Researchers at the Albert Einstein College of Medicine of Yeshiva University have identified how fat is stored in cells.
In discovering the genes responsible for storing fat, researchers have answered one of the most fundamental questions in biology and is bound to lead to new strategies to treat obesity and many other conditions, such as heart disease and diabetes, where fat metabolism goes awry.
AdvertisementResearchers had previously identified the genes responsible for making fat within cells. However, the genes governing the next step--packaging the fat inside a layer of phospholipids and proteins to form lipid droplets—have long been sought.
"Storing fat in lipid droplets appears crucially important for enabling cells to use fat as an energy source. From yeast to humans, partitioning fat into droplets is a universal feature among animals. And in humans, of course, acquiring excessive amounts of these fat droplets in our fat tissue leads to obesity," Dr. David Silver, assistant professor of biochemistry at Einstein and senior author of the study, said.

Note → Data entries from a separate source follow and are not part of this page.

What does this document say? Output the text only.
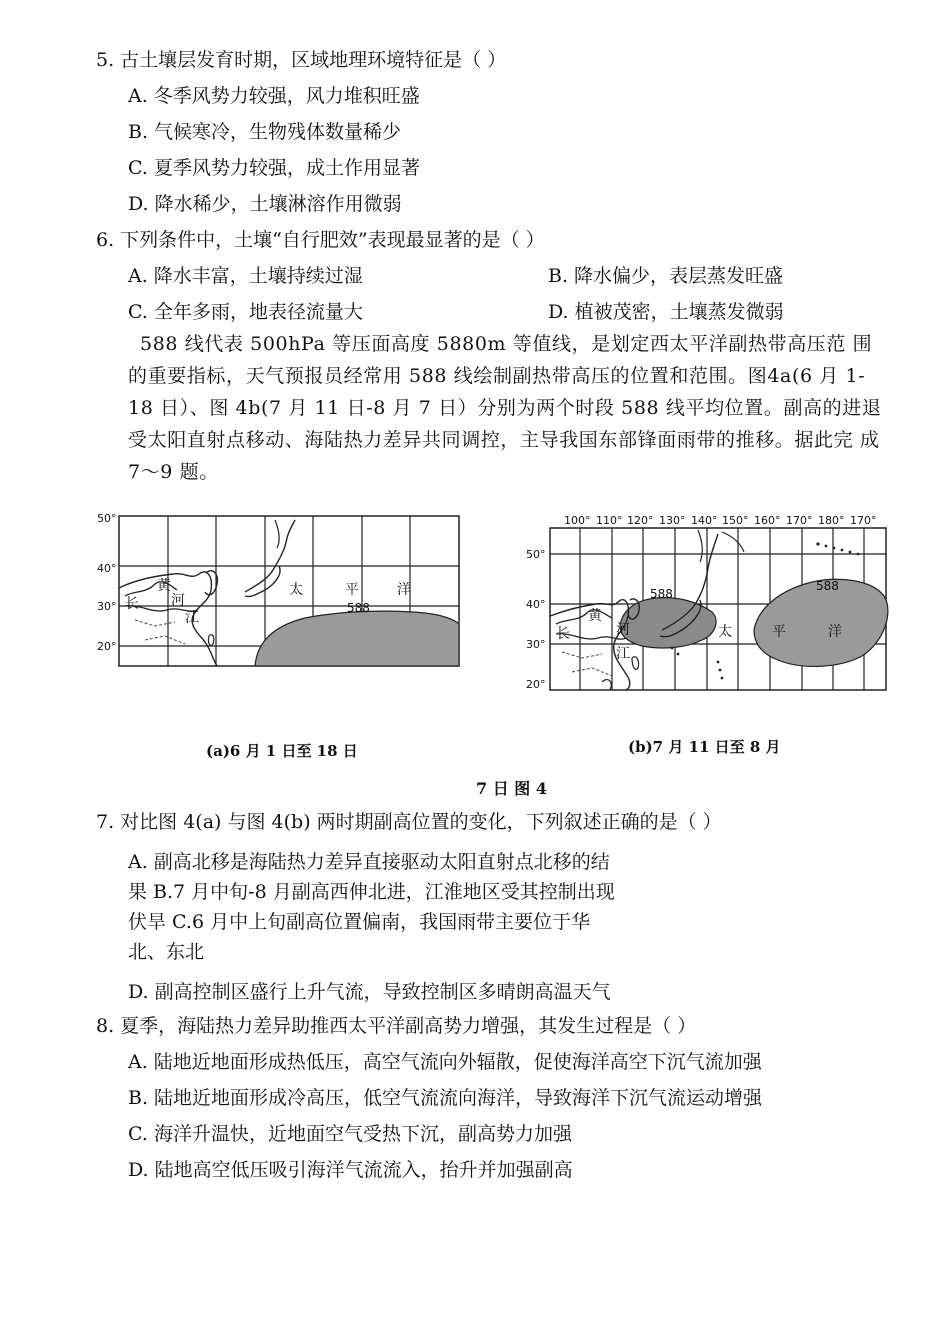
5. 古土壤层发育时期，区域地理环境特征是（ ）
A. 冬季风势力较强，风力堆积旺盛
B. 气候寒冷，生物残体数量稀少
C. 夏季风势力较强，成土作用显著
D. 降水稀少，土壤淋溶作用微弱
6. 下列条件中，土壤“自行肥效”表现最显著的是（ ）
A. 降水丰富，土壤持续过湿	B. 降水偏少，表层蒸发旺盛
C. 全年多雨，地表径流量大	D. 植被茂密，土壤蒸发微弱
588 线代表 500hPa 等压面高度 5880m 等值线，是划定西太平洋副热带高压范 围的重要指标，天气预报员经常用 588 线绘制副热带高压的位置和范围。图4a(6 月 1-18 日）、图 4b(7 月 11 日-8 月 7 日）分别为两个时段 588 线平均位置。副高的进退 受太阳直射点移动、海陆热力差异共同调控，主导我国东部锋面雨带的推移。据此完 成 7～9 题。
50°
40°
30°
20°
黄
河
长
江
太	平	洋
588
(a)6 月 1 日至 18 日
100° 110° 120° 130° 140° 150° 160° 170° 180° 170°
50°
40°
30°
20°
黄
河
长
江
太	平	洋
588
588
(b)7 月 11 日至 8 月
7 日 图 4
7. 对比图 4(a) 与图 4(b) 两时期副高位置的变化，下列叙述正确的是（ ）
A. 副高北移是海陆热力差异直接驱动太阳直射点北移的结
果 B.7 月中旬-8 月副高西伸北进，江淮地区受其控制出现
伏旱 C.6 月中上旬副高位置偏南，我国雨带主要位于华
北、东北
D. 副高控制区盛行上升气流，导致控制区多晴朗高温天气
8. 夏季，海陆热力差异助推西太平洋副高势力增强，其发生过程是（ ）
A. 陆地近地面形成热低压，高空气流向外辐散，促使海洋高空下沉气流加强
B. 陆地近地面形成冷高压，低空气流流向海洋，导致海洋下沉气流运动增强
C. 海洋升温快，近地面空气受热下沉，副高势力加强
D. 陆地高空低压吸引海洋气流流入，抬升并加强副高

The research team identified two genes that are crucial for packaging fat into lipid droplets. They called the genes FIT1 and FIT2 (for Fat-Inducing Transcripts 1 and 2).
Both genes code for proteins that are more than 200 amino acids in length, and the two genes are 50 percent similar to each other. The amino acid sequences of the FIT proteins do not resemble any other known proteins found in any species, indicating that the FIT genes comprise a novel gene family.
To confirm the roles of FIT1 and FIT2 in fat storage, the team conducted several different experiments. In one experiment, they over expressed both FIT1 and FIT2 genes (i.e., inserted extra copies of them) in human cells. While the rate of fat synthesis stayed the same in both 'overexpressed' and control cells, the number of lipid droplets in the 'overexpressed' cells increased dramatically, between four- and six-fold.
Using a different tactic to evaluate FIT function, the researchers next 'knocked down' FIT2 in mouse fat cells (FIT1 is not expressed in these cells). Their reasoning: If FIT2 is indeed essential for lipid droplet formation, then suppressing FIT2 expression should abolish lipid-droplet accumulation. Examination of these fat cells for lipid droplets revealed that cells with suppressed FIT2 expression had a drastic reduction in lipid droplets.
Finally, the team carried out a similar FIT2 'knock down' experiment in a whole animal—the zebrafish. Zebrafish eggs were injected with a segment of DNA designed to interfere with FIT2 expression.
Then, to induce lipid droplet formation in zebrafish larvae (where it is localized mainly in the liver and intestine), free-swimming six-day-old larvae were fed a high-fat diet for six hours. Although the larvae had exhibited normal feeding behavior, examination of their livers and intestines revealed a near-absence of lipid droplets.
"These lines of evidence supported our conclusion that FIT genes are necessary for the accumulation of lipid droplets in cells. Now that we've identified the genes and the proteins they code for, it should be possible to develop drugs that can regulate their expression or activity. Such drugs could prove extremely valuable, not only for treating the main result of excess lipid droplet accumulation—obesity--but for alleviating the serious disorders that arise from obesity including type 2 diabetes and heart disease," Dr. Silver.
Their findings appear online in the issue of the Proceedings of the National Academy of Sciences.